Trudeau boots senators from caucus
Justin Trudeau is sweeping Liberal senators out of his party's caucus in a bid to show he's serious about cleaning up the scandal-plagued upper house.
The surprise move — announced today after he informed the 32 Liberal senators — is aimed at reducing partisanship in the Senate and restoring its intended role as an independent chamber of sober second thought.
The Liberal leader said extreme patronage and partisanship are at the root of the Senate expenses scandal, which has engulfed the red chamber for more than a year.
"The Senate is broken and needs to be fixed," he said.
He argued that making Liberal senators independent of the party's parliamentary caucus is a first, concrete step towards reducing partisanship. And he challenged Prime Minister Stephen Harper to similarly set free the 57 Conservative senators.
"If the Senate serves a purpose at all, it is to act as a check on the extraordinary power of the prime minister and his office, especially in a majority government," Trudeau said.
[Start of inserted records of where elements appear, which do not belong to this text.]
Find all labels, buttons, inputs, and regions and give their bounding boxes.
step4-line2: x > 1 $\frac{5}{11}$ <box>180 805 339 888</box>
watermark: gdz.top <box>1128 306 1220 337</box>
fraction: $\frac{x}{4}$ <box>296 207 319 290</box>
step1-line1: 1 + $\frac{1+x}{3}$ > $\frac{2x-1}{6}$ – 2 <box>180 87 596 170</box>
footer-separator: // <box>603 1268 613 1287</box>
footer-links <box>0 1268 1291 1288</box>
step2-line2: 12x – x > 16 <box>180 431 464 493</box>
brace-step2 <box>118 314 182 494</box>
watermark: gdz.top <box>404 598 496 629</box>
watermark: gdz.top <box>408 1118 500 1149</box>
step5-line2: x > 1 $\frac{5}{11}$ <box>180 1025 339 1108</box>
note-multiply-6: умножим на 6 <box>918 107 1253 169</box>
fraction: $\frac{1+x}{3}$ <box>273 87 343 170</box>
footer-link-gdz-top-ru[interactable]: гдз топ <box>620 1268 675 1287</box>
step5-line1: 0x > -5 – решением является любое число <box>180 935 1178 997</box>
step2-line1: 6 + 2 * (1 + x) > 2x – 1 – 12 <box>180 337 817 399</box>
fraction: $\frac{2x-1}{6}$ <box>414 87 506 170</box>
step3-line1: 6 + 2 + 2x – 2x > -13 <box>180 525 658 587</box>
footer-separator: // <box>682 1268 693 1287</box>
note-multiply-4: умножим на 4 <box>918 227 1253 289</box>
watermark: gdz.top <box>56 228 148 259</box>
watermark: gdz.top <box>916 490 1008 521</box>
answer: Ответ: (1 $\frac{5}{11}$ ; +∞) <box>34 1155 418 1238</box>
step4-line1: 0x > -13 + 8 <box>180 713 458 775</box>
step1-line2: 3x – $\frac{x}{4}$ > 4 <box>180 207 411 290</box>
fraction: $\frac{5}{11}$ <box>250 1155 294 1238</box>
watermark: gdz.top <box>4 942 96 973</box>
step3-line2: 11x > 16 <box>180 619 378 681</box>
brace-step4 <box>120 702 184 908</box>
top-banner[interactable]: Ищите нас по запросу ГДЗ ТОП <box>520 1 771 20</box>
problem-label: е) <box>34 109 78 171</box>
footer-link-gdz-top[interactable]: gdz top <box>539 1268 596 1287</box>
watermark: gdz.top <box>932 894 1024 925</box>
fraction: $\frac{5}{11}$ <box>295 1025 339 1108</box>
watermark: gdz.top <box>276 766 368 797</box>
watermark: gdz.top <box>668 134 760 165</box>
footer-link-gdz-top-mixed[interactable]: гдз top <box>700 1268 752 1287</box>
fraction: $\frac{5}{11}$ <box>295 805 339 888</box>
"The party structure in the Senate interferes with this responsibility. Taken together with patronage (appointments), partisanship within the Senate is a powerful, negative force. It reinforces the prime minister's power instead of checking it.
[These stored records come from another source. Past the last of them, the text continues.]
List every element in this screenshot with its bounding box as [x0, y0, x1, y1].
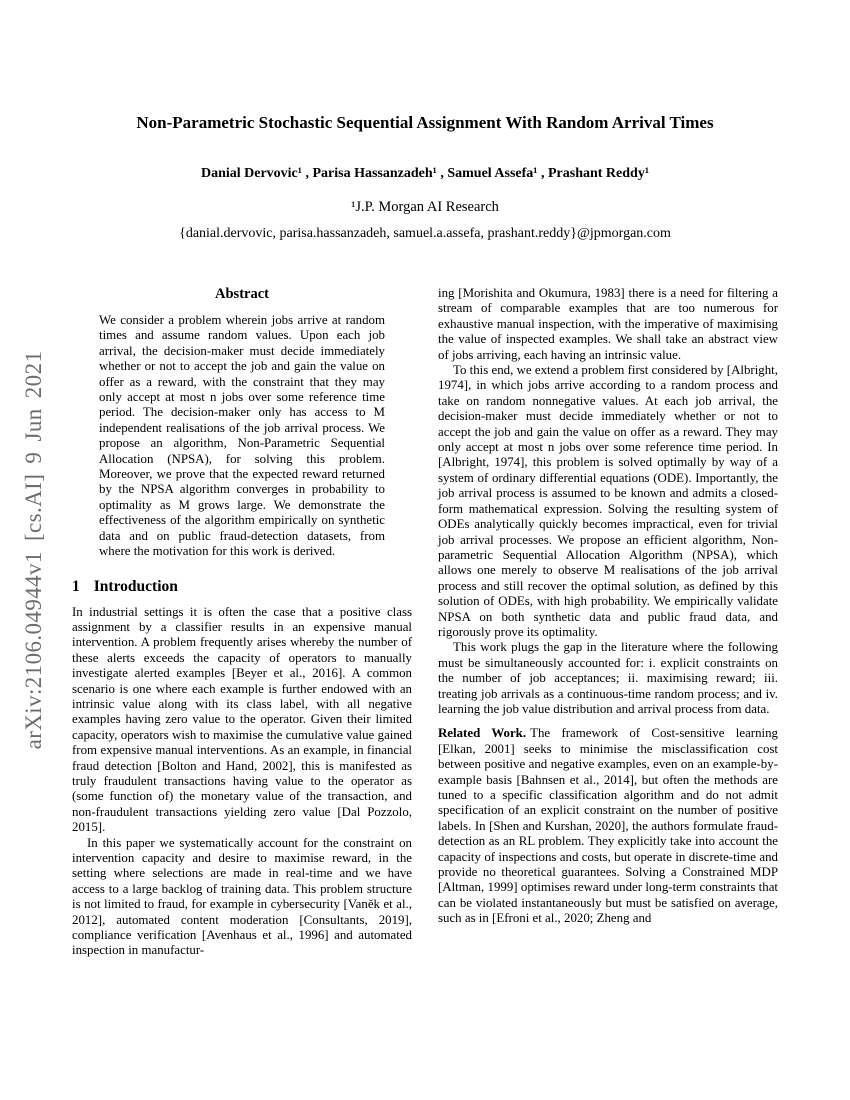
left-column	[72, 286, 412, 959]
related-work-label: Related Work.	[438, 726, 527, 741]
right-paragraph-1: ing [Morishita and Okumura, 1983] there is a need for filtering a stream of comparable examples that are too numerous for exhaustive manual inspection, with the imperative of maximising the value of inspected examples. We shall take an abstract view of jobs arriving, each having an intrinsic value.	[438, 286, 778, 362]
paper-title: Non-Parametric Stochastic Sequential Assignment With Random Arrival Times	[136, 113, 714, 132]
related-work-paragraph	[438, 726, 778, 926]
abstract-text: We consider a problem wherein jobs arrive at random times and assume random values. Upon each job arrival, the decision-maker must decide immediately whether or not to accept the job and gain the value on offer as a reward, with the constraint that they may only accept at most n jobs over some reference time period. The decision-maker only has access to M independent realisations of the job arrival process. We propose an algorithm, Non-Parametric Sequential Allocation (NPSA), for solving this problem. Moreover, we prove that the expected reward returned by the NPSA algorithm converges in probability to optimality as M grows large. We demonstrate the effectiveness of the algorithm empirically on synthetic data and on public fraud-detection datasets, from where the motivation for this work is derived.	[99, 313, 385, 559]
related-work-text: The framework of Cost-sensitive learning [Elkan, 2001] seeks to minimise the misclassification cost between positive and negative examples, even on an example-by-example basis [Bahnsen et al., 2014], but often the methods are tuned to a specific classification algorithm and do not admit specification of an explicit constraint on the number of positive labels. In [Shen and Kurshan, 2020], the authors formulate fraud-detection as an RL problem. They explicitly take into account the capacity of inspections and costs, but operate in discrete-time and provide no theoretical guarantees. Solving a Constrained MDP [Altman, 1999] optimises reward under long-term constraints that can be violated instantaneously but must be satisfied on average, such as in [Efroni et al., 2020; Zheng and	[438, 726, 778, 926]
section-heading-introduction	[72, 578, 412, 596]
right-column	[438, 286, 778, 959]
intro-paragraph-1: In industrial settings it is often the case that a positive class assignment by a classifier results in an expensive manual intervention. A problem frequently arises whereby the number of these alerts exceeds the capacity of operators to manually investigate alerted examples [Beyer et al., 2016]. A common scenario is one where each example is further endowed with an intrinsic value along with its class label, with all negative examples having zero value to the operator. Given their limited capacity, operators wish to maximise the cumulative value gained from expensive manual interventions. As an example, in financial fraud detection [Bolton and Hand, 2002], this is manifested as truly fraudulent transactions having value to the operator as (some function of) the monetary value of the transaction, and non-fraudulent transactions yielding zero value [Dal Pozzolo, 2015].	[72, 604, 412, 835]
right-paragraph-3: This work plugs the gap in the literature where the following must be simultaneously accounted for: i. explicit constraints on the number of job acceptances; ii. maximising reward; iii. treating job arrivals as a continuous-time random process; and iv. learning the job value distribution and arrival process from data.	[438, 640, 778, 716]
arxiv-watermark: arXiv:2106.04944v1 [cs.AI] 9 Jun 2021	[21, 350, 46, 750]
section-number: 1	[72, 577, 80, 595]
two-column-body	[72, 286, 778, 959]
abstract-heading: Abstract	[215, 286, 269, 302]
right-paragraph-2: To this end, we extend a problem first considered by [Albright, 1974], in which jobs arrive according to a random process and take on random nonnegative values. At each job arrival, the decision-maker must decide immediately whether or not to accept the job and gain the value on offer as a reward. They may only accept at most n jobs over some reference time period. In [Albright, 1974], this problem is solved optimally by way of a system of ordinary differential equations (ODE). Importantly, the job arrival process is assumed to be known and admits a closed-form mathematical expression. Solving the resulting system of ODEs analytically quickly becomes impractical, even for trivial job arrival processes. We propose an efficient algorithm, Non-parametric Sequential Allocation Algorithm (NPSA), which allows one merely to observe M realisations of the job arrival process and still recover the optimal solution, as defined by this solution of ODEs, with high probability. We empirically validate NPSA on both synthetic data and public fraud data, and rigorously prove its optimality.	[438, 363, 778, 639]
authors-line: Danial Dervovic¹ , Parisa Hassanzadeh¹ , Samuel Assefa¹ , Prashant Reddy¹	[200, 166, 650, 181]
section-title: Introduction	[93, 577, 178, 595]
email-line: {danial.dervovic, parisa.hassanzadeh, samuel.a.assefa, prashant.reddy}@jpmorgan.com	[179, 226, 671, 241]
affiliation-line: ¹J.P. Morgan AI Research	[351, 199, 499, 215]
intro-paragraph-2: In this paper we systematically account for the constraint on intervention capacity and desire to maximise reward, in the setting where selections are made in real-time and we have access to a large backlog of training data. This problem structure is not limited to fraud, for example in cybersecurity [Vaněk et al., 2012], automated content moderation [Consultants, 2019], compliance verification [Avenhaus et al., 1996] and automated inspection in manufactur-	[72, 835, 412, 958]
"At best, this renders the Senate redundant. At worst — and under Mr. Harper we have seen it at its worst — it amplifies the prime minister's power."
If elected prime minister, Trudeau said he'd go further. He'd appoint only independent senators after employing an open, transparent process, with public input, for nominating worthy candidates — much the way recipients of the Order of Canada are chosen.
The Harper government has asked the Supreme Court of Canada to advise whether it can unilaterally impose term limits and set up a process for "consultative elections" of Senate nominees. Most provinces maintain such reforms require a constitutional amendment approved by at least seven provinces with 50 per cent of the country's population.
It has also asked the top court to advise whether outright abolition of the Senate would require the approval of seven provinces or unanimity.